I entered the video store and clerk was watching an interesting film. The scene on the screen was the following: after killing several people three men were exiting the house with Vivaldi symphony in the background. There, on the other side of the street, a guy was waiting for them, his hair was gray and dirty and his beard was a bit shorter than the ZZ Top guys, he was dressed in a long black leather coat, opened it, pulled couple of guns and started shooting at them. Over the picture, as a part of it, superimposed was Willem Defoe, conducting with the background symphony music and explaining what happened. As it turns out, he was a cop, that came to the scene of the crime after the shooting, and was describing it while finding the clues.

I loved the idea, Defoe is a briliant actor and the scene was done marvelously. And then I rented the film.

There is another two minutes of the film that have the same quality, that bring pure joy while watching and that is it. It is a film that has a lot to thank for to Tarantino's Reservoir Dogs.
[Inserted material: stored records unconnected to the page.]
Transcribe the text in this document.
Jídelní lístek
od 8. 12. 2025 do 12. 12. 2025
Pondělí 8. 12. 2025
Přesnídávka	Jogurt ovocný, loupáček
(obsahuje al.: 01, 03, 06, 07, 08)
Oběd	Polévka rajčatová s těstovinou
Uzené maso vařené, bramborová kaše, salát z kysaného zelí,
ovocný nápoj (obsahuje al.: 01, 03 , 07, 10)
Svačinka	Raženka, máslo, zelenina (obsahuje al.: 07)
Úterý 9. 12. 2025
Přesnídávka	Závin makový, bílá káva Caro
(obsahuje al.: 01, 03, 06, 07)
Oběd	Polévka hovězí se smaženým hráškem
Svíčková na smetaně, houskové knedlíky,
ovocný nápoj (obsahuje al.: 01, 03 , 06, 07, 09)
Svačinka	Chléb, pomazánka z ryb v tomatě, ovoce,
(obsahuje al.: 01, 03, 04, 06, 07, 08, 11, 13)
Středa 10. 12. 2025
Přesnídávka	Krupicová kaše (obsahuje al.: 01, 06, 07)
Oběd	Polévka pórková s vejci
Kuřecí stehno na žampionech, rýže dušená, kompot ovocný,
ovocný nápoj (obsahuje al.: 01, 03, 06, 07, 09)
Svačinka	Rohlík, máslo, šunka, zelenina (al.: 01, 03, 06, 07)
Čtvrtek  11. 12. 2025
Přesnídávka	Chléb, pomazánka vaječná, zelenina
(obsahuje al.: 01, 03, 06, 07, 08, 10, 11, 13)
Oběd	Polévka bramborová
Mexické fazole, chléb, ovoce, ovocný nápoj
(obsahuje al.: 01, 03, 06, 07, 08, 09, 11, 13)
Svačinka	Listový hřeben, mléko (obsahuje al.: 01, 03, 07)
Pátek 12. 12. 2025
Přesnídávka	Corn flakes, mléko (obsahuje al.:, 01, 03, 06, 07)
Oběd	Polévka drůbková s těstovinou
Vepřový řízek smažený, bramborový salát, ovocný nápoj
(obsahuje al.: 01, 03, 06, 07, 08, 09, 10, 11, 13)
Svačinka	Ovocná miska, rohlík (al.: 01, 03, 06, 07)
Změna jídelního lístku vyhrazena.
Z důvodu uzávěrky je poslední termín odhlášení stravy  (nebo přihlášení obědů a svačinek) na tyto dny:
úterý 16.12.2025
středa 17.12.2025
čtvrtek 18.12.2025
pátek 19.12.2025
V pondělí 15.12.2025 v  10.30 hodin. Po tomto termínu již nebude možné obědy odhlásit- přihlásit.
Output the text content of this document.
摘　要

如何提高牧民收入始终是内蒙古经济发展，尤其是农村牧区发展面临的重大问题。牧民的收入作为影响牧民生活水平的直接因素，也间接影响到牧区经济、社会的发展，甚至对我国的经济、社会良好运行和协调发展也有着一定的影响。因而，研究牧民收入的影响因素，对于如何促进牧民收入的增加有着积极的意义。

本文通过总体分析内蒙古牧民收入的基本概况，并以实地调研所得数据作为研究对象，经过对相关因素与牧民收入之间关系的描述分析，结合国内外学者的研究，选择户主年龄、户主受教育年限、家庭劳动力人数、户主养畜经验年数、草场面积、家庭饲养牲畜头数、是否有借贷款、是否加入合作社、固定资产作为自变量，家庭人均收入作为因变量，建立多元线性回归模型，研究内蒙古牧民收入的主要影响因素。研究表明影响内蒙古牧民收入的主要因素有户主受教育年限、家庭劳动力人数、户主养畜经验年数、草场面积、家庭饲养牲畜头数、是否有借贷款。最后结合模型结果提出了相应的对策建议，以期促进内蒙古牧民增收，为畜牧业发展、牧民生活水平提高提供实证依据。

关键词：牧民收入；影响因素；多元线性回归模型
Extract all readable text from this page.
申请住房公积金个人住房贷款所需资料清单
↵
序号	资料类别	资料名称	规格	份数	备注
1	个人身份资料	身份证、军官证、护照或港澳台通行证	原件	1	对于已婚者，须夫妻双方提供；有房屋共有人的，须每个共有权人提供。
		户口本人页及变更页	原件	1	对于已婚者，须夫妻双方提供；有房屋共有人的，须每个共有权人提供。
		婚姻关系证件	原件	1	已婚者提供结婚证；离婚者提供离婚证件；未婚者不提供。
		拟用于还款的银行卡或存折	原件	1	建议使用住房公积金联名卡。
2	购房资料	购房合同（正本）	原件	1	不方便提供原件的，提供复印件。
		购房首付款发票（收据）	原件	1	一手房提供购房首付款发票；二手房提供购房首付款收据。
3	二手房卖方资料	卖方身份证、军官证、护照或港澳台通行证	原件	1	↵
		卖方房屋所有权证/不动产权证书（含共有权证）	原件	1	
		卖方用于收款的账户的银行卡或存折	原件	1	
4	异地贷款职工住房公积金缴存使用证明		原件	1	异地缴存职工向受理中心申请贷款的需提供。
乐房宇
Connor (Sean Patrick Flannery) and Murphy (Norman Reedus), Bostonians, Irish boys in matching coats, get into a fight with local mobsters and accidentally kill them and then decide to continue killing all the mobsters they can find, always remembering the priest in their church, telling them that for bad things to happen, good men have to just stand by and do nothing. An FBI agent Paul Smecker (Willem Defoe) is called to investigate and he is the sole character that truly comes to life, from his homosexuality, over his love for classical music, his Sherlock Holmsian style of deduction, to his support for the political views shared by the NRA.

Writer-director, Troy Duffy had a couple of brilliant ideas here, one of which I mentioned in the begining, but ended up sawing them up with bad dialogue, copies of other people's ideas and an extremely political ending. The ending leaves a viewer wandering how frightful that right to bare arms really is, it leaves the viewer with a fear that it was NRA that decided to finance this film. Because the murderers, even though they killed nothing but bad guys, are on a certain high from it, are feeling justified to feel the rage, anger and all the emotions that Christianity associates with evil, even though they are closely related to the church and are reciting Catholic prayers every time they kill. But then again, perhaps that should have been expected.